Combinational treatment of colon cancer cells with bioactive food components (1147.2)

Abstract

Using comparative proteomic analysis, we investigated the synergistic suppressive activity of natural components on the metastasis of colorectal cancer (CRC) cells. The isogenic SW480 and SW620 colon adenocarcinoma cell lines were compared to identify proteins overexpressed in metastatic SW620, which demonstrated altered expression levels following treatment with bioactive food components from natural sources and/or chemotherapeutic agents. SW620 cells were treated with three natural components, namely, curcumin, luteolin, and ginsenoside 20(S)‐Rg3 and three chemotherapeutic agents, 5‐fluorouracil, sorafenib, and oxaliplatin, which were selected by their cytotoxicity to SW620 cells. Comparative proteomic datasets were generated using linear ion‐trap mass spectrometry combined with nano‐flow ultra performance liquid chromatography. MS data files were searched using the SEQUEST algorithm. Significant overexpression of structural proteins, such as neurofilaments and histone proteins, was observed in untreated SW620 compared to untreated SW480 cells.
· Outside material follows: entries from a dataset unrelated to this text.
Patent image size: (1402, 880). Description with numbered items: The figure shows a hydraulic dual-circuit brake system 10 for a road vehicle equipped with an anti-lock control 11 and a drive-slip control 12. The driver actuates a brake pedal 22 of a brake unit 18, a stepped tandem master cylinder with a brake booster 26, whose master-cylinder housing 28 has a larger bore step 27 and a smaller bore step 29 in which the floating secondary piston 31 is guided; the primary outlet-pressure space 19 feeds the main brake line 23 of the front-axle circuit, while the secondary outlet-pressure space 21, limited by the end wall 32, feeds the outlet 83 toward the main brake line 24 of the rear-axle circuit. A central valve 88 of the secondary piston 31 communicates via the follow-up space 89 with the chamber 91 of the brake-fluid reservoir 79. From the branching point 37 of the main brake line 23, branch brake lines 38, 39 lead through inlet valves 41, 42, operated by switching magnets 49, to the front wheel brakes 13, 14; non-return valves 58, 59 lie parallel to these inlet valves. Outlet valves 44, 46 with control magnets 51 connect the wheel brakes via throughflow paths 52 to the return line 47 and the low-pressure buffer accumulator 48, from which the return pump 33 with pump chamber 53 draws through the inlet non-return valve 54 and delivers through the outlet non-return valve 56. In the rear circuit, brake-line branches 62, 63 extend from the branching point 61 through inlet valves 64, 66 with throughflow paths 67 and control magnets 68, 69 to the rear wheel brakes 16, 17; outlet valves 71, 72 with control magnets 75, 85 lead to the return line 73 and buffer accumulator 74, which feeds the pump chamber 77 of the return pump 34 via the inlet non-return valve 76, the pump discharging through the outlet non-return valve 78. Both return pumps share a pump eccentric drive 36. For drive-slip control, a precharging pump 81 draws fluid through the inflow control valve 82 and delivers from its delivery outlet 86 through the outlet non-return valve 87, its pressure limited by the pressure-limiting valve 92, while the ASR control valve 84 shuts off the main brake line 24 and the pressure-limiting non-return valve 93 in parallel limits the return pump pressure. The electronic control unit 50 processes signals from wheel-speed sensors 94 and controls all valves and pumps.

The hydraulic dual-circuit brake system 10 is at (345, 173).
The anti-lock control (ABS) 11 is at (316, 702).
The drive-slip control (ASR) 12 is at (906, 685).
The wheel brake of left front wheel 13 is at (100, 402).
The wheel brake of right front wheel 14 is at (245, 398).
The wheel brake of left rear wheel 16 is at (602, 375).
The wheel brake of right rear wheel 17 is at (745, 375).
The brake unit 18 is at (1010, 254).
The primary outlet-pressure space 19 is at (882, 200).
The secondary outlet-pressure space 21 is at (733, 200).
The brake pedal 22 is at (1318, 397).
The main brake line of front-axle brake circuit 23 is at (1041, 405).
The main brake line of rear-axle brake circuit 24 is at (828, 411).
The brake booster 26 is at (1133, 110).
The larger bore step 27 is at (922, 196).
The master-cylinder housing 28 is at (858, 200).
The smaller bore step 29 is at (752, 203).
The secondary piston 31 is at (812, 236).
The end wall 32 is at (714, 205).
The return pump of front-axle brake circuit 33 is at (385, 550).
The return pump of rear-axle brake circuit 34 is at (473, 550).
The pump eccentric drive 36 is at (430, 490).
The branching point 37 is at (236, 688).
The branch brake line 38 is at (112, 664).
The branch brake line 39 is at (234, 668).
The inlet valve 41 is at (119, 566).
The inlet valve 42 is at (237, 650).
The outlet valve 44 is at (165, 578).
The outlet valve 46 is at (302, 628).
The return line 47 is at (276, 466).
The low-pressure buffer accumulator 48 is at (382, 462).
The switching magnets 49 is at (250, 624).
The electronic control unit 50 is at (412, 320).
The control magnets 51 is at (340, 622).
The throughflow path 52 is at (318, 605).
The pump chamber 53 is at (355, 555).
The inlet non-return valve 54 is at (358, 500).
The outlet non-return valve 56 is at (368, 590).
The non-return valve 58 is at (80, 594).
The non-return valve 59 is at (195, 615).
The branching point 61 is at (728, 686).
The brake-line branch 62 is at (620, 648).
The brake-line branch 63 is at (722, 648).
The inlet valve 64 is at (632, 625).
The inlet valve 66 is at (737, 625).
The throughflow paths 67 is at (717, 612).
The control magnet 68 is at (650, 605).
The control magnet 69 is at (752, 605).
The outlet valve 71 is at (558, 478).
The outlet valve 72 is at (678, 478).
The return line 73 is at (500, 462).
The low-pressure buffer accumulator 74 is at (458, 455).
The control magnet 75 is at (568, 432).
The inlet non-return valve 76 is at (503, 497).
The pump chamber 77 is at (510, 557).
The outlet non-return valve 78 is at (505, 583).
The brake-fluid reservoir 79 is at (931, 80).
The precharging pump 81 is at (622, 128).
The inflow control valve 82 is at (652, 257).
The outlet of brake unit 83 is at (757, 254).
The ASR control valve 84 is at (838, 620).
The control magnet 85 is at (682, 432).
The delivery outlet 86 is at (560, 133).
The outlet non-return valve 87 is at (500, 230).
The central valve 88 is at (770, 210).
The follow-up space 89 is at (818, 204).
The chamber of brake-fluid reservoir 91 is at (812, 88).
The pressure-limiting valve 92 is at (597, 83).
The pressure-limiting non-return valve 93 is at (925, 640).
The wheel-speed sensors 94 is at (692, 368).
Interestingly, treatment with curcumin or ginsenoside 20(S)‐Rg3 suppressed the overexpression more effectively than either 5‐FU or oxaliplatin, which are drugs currently used as primary therapy in the treatment of colorectal cancer. In addition, the overexpression of histone proteins in SW620 cells was down‐regulated by the co‐treatment of curcumin and oxaliplatin, which demonstrated synergistic cytotoxicity via combinational treatment. It has been known that chemical modification (e.g. acetylation) of histones is one of the major features of cancer metastasis. However, based on the current proteomic analysis, increased expression of histone proteins is also associated with the development of CRC metastasis. Furthermore, our data suggests that curcumin co‐treatment represents a promising adjuvant to standard oxaliplatin therapy for the suppression of metastasis in colorectal adenocarcinoma.